Fine dining- The fork and wrench, parts and labor, pazo, the other corner, salt

Also st Patrick’s day is fun but there other great things to do in Baltimore:
– artscape- the largest free outdoor arts festival on the east coast with large scale installations and live music

– pirate festival- fells point has a silly day of both family fun and drinking on the water

– any raven’s and steeler’s game football tailgate

– out door movies all summer long- the visionary art museum projects them on the side of their building you sit on the natural amphitheater of the hill past showings

– first Thursday’s concerts – local radio station puts on a free concert by the water in canton

I usually enjoy these podcasts and have been listening to them for over two years. I was excited to hear about your representation of my hometown but was very disappointed. Baltimore is a wonderful, quirky town with something for everyone. Hopefully my comments will help a visitor actually enjoy Baltimore’s visit here.

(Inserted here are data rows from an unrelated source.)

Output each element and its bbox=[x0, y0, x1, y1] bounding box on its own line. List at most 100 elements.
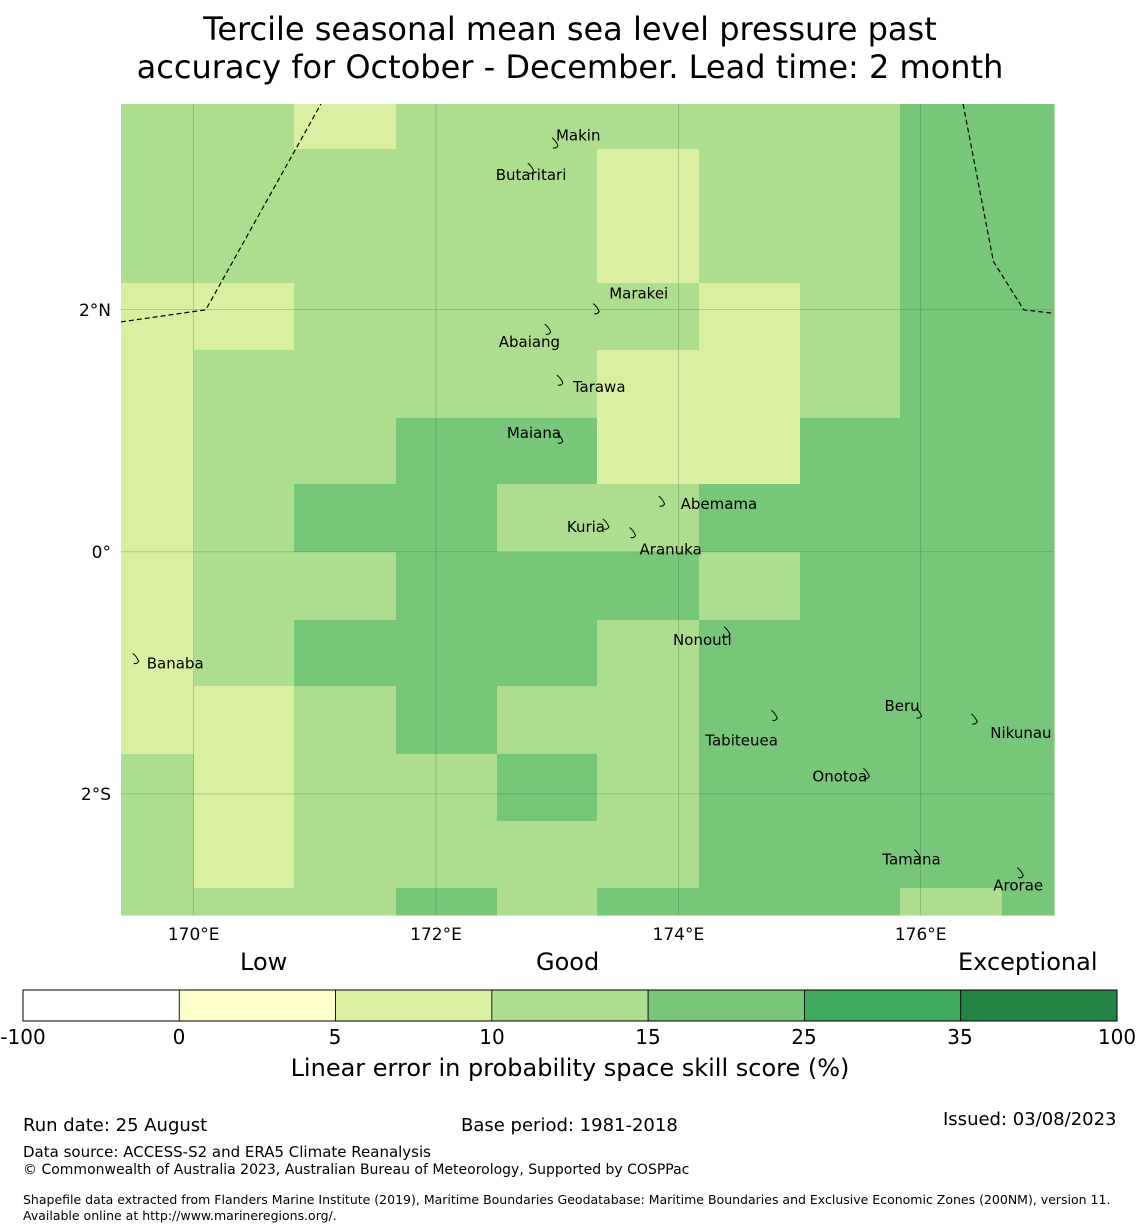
island-outline bbox=[592, 303, 600, 315]
skill-cell bbox=[194, 418, 295, 485]
lon-tick-label: 170°E bbox=[168, 925, 220, 945]
skill-cell bbox=[900, 149, 1003, 284]
skill-cell bbox=[800, 620, 901, 687]
skill-cell bbox=[1002, 686, 1055, 755]
skill-cell bbox=[800, 754, 901, 822]
skill-cell bbox=[900, 686, 1003, 755]
skill-cell bbox=[800, 888, 901, 916]
island-label: Arorae bbox=[993, 877, 1043, 895]
skill-cell bbox=[1002, 104, 1055, 150]
skill-cell bbox=[800, 149, 901, 284]
lon-tick-label: 172°E bbox=[410, 925, 462, 945]
skill-cell bbox=[497, 484, 598, 553]
island-outline bbox=[1016, 867, 1024, 879]
skill-cell bbox=[294, 754, 397, 822]
island-outline bbox=[602, 518, 610, 530]
island-outline bbox=[723, 626, 731, 638]
skill-cell bbox=[194, 149, 295, 284]
island-outline bbox=[629, 527, 637, 539]
skill-cell bbox=[800, 484, 901, 553]
skill-cell bbox=[497, 350, 598, 419]
skill-cell bbox=[194, 821, 295, 889]
skill-cell bbox=[194, 552, 295, 621]
skill-cell bbox=[121, 754, 195, 822]
colorbar-bin bbox=[22, 989, 180, 1022]
island-outline bbox=[544, 323, 552, 335]
island-label: Marakei bbox=[609, 285, 668, 303]
island-outline bbox=[556, 432, 564, 444]
skill-cell bbox=[597, 686, 700, 755]
skill-cell bbox=[194, 484, 295, 553]
skill-cell bbox=[194, 686, 295, 755]
island-outline bbox=[771, 709, 778, 722]
skill-cell bbox=[597, 620, 700, 687]
island-label: Tabiteuea bbox=[704, 731, 778, 749]
skill-cell bbox=[1002, 620, 1055, 687]
skill-cell bbox=[1002, 350, 1055, 419]
skill-cell bbox=[121, 104, 195, 150]
skill-cell bbox=[699, 418, 801, 485]
skill-cell bbox=[194, 350, 295, 419]
skill-cell bbox=[294, 350, 397, 419]
skill-cell bbox=[800, 821, 901, 889]
skill-cell bbox=[597, 754, 700, 822]
colorbar-tick-label: 0 bbox=[172, 1025, 186, 1049]
skill-cell bbox=[699, 552, 801, 621]
skill-cell bbox=[121, 283, 195, 351]
skill-cell bbox=[1002, 754, 1055, 822]
skill-cell bbox=[497, 686, 598, 755]
skill-cell bbox=[900, 821, 1003, 889]
island-label: Beru bbox=[885, 697, 920, 715]
colorbar-label: Linear error in probability space skill … bbox=[290, 1054, 850, 1082]
island-label: Abemama bbox=[681, 495, 758, 513]
island-label: Banaba bbox=[147, 654, 204, 672]
island-label: Abaiang bbox=[499, 333, 560, 351]
skill-cell bbox=[1002, 552, 1055, 621]
skill-cell bbox=[497, 888, 598, 916]
skill-cell bbox=[121, 484, 195, 553]
skill-cell bbox=[396, 484, 498, 553]
skill-cell bbox=[294, 283, 397, 351]
skill-cell bbox=[497, 418, 598, 485]
colorbar-bin bbox=[804, 989, 962, 1022]
skill-cell bbox=[396, 552, 498, 621]
island-outline bbox=[132, 652, 140, 665]
title-line-2: accuracy for October - December. Lead ti… bbox=[136, 48, 1004, 86]
eez-boundary-west bbox=[120, 103, 322, 323]
skill-cell bbox=[800, 283, 901, 351]
skill-cell bbox=[121, 418, 195, 485]
chart-title: Tercile seasonal mean sea level pressure… bbox=[0, 10, 1140, 86]
title-line-1: Tercile seasonal mean sea level pressure… bbox=[203, 10, 937, 48]
lon-tick-label: 176°E bbox=[895, 925, 947, 945]
skill-cell bbox=[194, 754, 295, 822]
skill-cell bbox=[699, 754, 801, 822]
skill-cell bbox=[699, 350, 801, 419]
island-outline bbox=[556, 374, 564, 386]
skill-cell bbox=[597, 149, 700, 284]
skill-cell bbox=[1002, 821, 1055, 889]
skill-cell bbox=[396, 686, 498, 755]
island-label: Aranuka bbox=[640, 540, 702, 558]
lat-tick-label: 0° bbox=[92, 543, 111, 563]
skill-cell bbox=[900, 104, 1003, 150]
island-outline bbox=[863, 767, 870, 780]
skill-cell bbox=[900, 888, 1003, 916]
island-label: Tarawa bbox=[572, 378, 626, 396]
island-label: Butaritari bbox=[496, 166, 567, 184]
colorbar-bin bbox=[960, 989, 1118, 1022]
colorbar-frame bbox=[22, 989, 1118, 1022]
skill-cell bbox=[699, 620, 801, 687]
skill-cell bbox=[699, 686, 801, 755]
skill-cell bbox=[1002, 888, 1055, 916]
skill-cell bbox=[396, 104, 498, 150]
skill-cell bbox=[597, 484, 700, 553]
colorbar-tick-label: 15 bbox=[635, 1025, 661, 1049]
island-label: Nonouti bbox=[673, 631, 732, 649]
skill-cell bbox=[294, 620, 397, 687]
skill-cell bbox=[497, 620, 598, 687]
skill-cell bbox=[699, 104, 801, 150]
lat-tick-label: 2°N bbox=[79, 301, 111, 321]
skill-cell bbox=[194, 104, 295, 150]
skill-cell bbox=[396, 821, 498, 889]
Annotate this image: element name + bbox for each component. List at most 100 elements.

Chris Christensen (@chris2x)

Says:

Chris-

Been listening to the podcast for almost 2 years and I really enjoy it. You do a great job and thanks for opening up so many places to me and so many people.
I’ve just listened to the episode on Baltimore and as I am a born and bred Baltimorian, I had some input. The episode is very thorough but I just wanted to add some places and some corrections. First, (this drives me crazy) Thames St in Fells Point is actually pronounced with the TH, not like Tames. And Broadway and Aliceanna Sts (pronounced Alizann) have, arguably better nightlife and less crowded bars on a Friday or Saturday night.
Another neighborhood around the inner harbor is Federal Hill so named after the steep hill that borders the harbor with a cannon situated on top to shoot into downtown should there be an uprising (as there was during the civil war). Federal Hill is another great spot for nightlife and the Cross St Market is a great place for lunch or just food shopping during the day. Also, there is a free bus service called the Charm City Connector that links Locust point, Federal Hill, Inner Harbor, Downtown, Fells Point, and Canton. Lastly there are a few places where you can rent sailboats or be taken out on one by a qualified skipper. The first is Downtown Sailing Center in Locust Point which offers private lessons, and the second is Getaway Sailing in Canton which offers harbor cruises. I would absolutely stress the importance of getting out on the water while in a harbor city, and if someone were to come to Baltimore for just an afternoon, they should go sailing or take a tour boat.

Sorry that’s so long, Baltimore is just such a great place to live!

Jordan

Brad

Says:

Having lived in Germantown MD in 1987-88, Baltimore had the reputation as a “only if you have to” location. Things looked to be on their way up when I visited the Convention Center shortly after the Camden Yards were finished, and am now looking forward to seeing the changes in the intervening years.

Anyway, I must take exception to one of the “Only in Baltimore” ideas. The Kinetic Sculpture Race has been going on in Arcata, CA for 30 years prior to it appearing in Baltimore. I’m sure the East Coast Championships are a lot of fun, but a one day race seems kind of limited. Much of the fun of the race is hanging out in the evenings and recapping the events of the day, and watching the sculptures degrade after multiple days of racing/sand/mud/ocean/etc.

I also understand there are now several other races around the country. While this is a pretty unique and fun thing to see/do, I would certainly not classify it as “Only in Baltimore!”

And thanks for mentioning Old Bay at the end. I was almost shouting at the iPod: “What about OLD BAY” when it was finally noted. I really enjoyed the Crab Feeds during my couple years there.

Best to you, thanks for another fun episode.